Jeffrey Williams 3188 wrote:
Look at what the resulting values are that come out of the hash match - in the first query the number of rows is less than what you see from the second query.
The difference in the number of rows isn't going to cause much of an issue - since the size of that data is less than a single page. The estimated data size for the 124,000+ rows is 3410KB vs 2200KB from the second query and since SQL Server reads by page - either will result in the same level of work (1 scan 681 logical reads it appears).
So - the hash match reduces the number of rows in the first plan to 625 which makes the sort less costly and the merge join less costly. Looking at the final select the memory grant for the first plan is 1712 vs 1776 for the second plan.
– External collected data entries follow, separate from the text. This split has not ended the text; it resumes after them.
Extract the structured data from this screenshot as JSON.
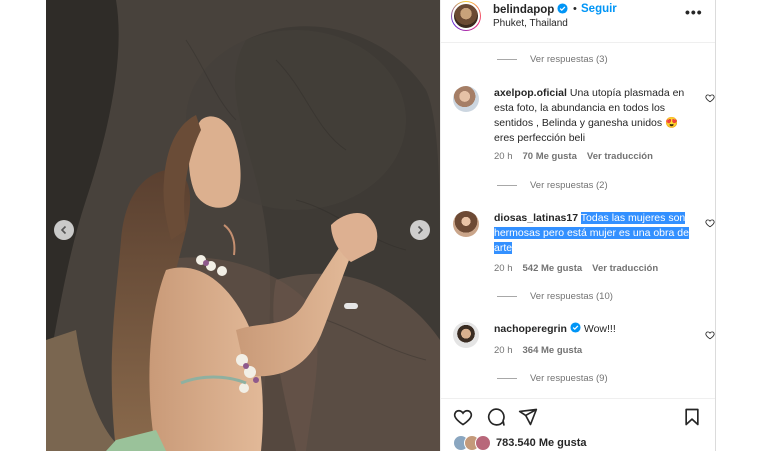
{
  "post": {
    "username": "belindapop",
    "follow_label": "Seguir",
    "dot": "•",
    "location": "Phuket, Thailand",
    "more": "•••"
  },
  "comments": [
    {
      "replies_before": "Ver respuestas (3)"
    },
    {
      "user": "axelpop.oficial",
      "text": "Una utopía plasmada en esta foto, la abundancia en todos los sentidos , Belinda y ganesha unidos 😍 eres perfección beli",
      "time": "20 h",
      "likes": "70 Me gusta",
      "translate": "Ver traducción",
      "replies": "Ver respuestas (2)"
    },
    {
      "user": "diosas_latinas17",
      "text": "Todas las mujeres son hermosas pero está mujer es una obra de arte",
      "time": "20 h",
      "likes": "542 Me gusta",
      "translate": "Ver traducción",
      "replies": "Ver respuestas (10)"
    },
    {
      "user": "nachoperegrin",
      "text": "Wow!!!",
      "time": "20 h",
      "likes": "364 Me gusta",
      "replies": "Ver respuestas (9)"
    }
  ],
  "footer": {
    "likes_count": "783.540 Me gusta"
  },
  "colors": {
    "accent": "#0095f6",
    "verified": "#0095f6",
    "selection": "#3390ff",
    "muted_text": "#737373",
    "text": "#262626"
  },
  "icons": [
    "verified-badge-icon",
    "more-icon",
    "heart-icon",
    "comment-icon",
    "share-icon",
    "save-icon",
    "chevron-left-icon",
    "chevron-right-icon"
  ]
}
Granted - the differences are minor but the first plan appears to be a bit more efficient even though it appears to read more rows from the index (again - it looks like all of those rows exist on a single page so they will all be loaded into memory regardless).
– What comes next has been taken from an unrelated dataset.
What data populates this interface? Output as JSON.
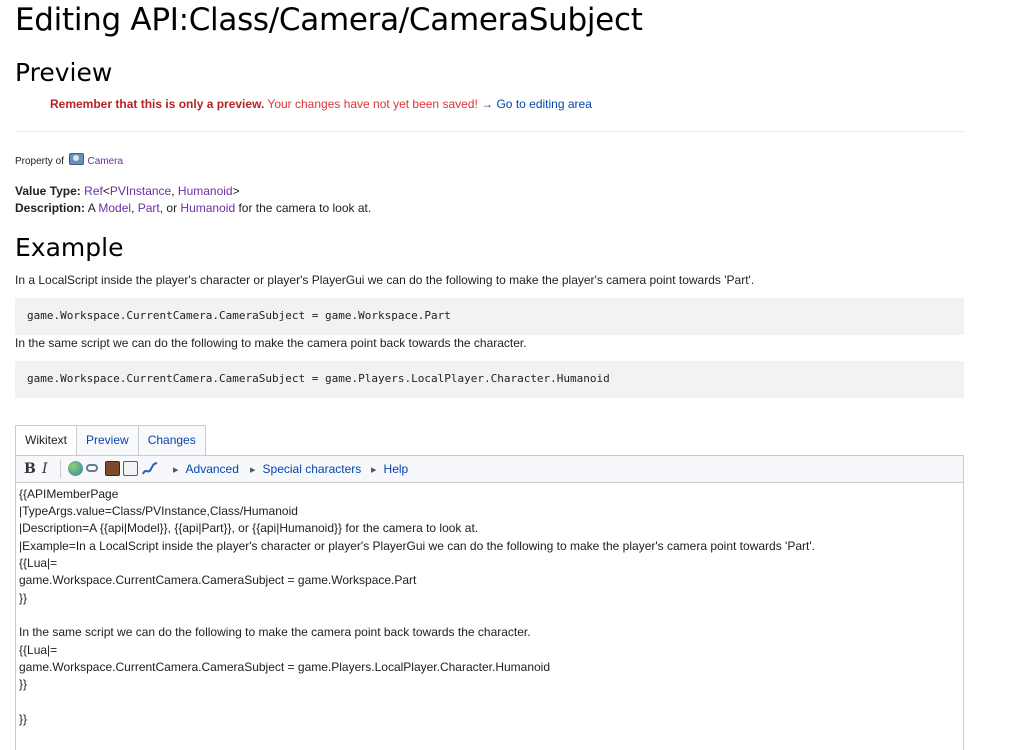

Removing that filter should have resulted in the exact same plan...did that happen or did you get something different from the other 2 plans?
I've been getting the same-looking plan all along - just different estimated and actual number of rows retrieved from P, and in the case of the first plan, much higher (cca 50%) than correct.
And what comes out of the hash match is 255 in both cases - the final and correct row count for the entire query (which makes sense - the last join to tL is a left join, and there are no conditions on that table).
The query runs quickly, though, in both versions, so it's not really a performance issue that I need to solve. But I could see this being a performance issue with similarly constructed queries in situations processing much more data, where badly incorrect row estimates might result in a seriously sub-optimal query plan being generated. So, I'm trying to figure out if there is something here that I can learn about performance tuning in general, like it's usually better to put inner joins first and left joins later, or something to that effect.
Testing large numbers of syntax variations can quickly get to be a major pain in the fundament, even when such testing is restricted to queries having noticeable performance problems. I'd like to have a better handle on what is likely to be a good syntax (and WHY a particular syntax is likely to be good or bad), instead of having to constantly assemble exhaustive series of tests.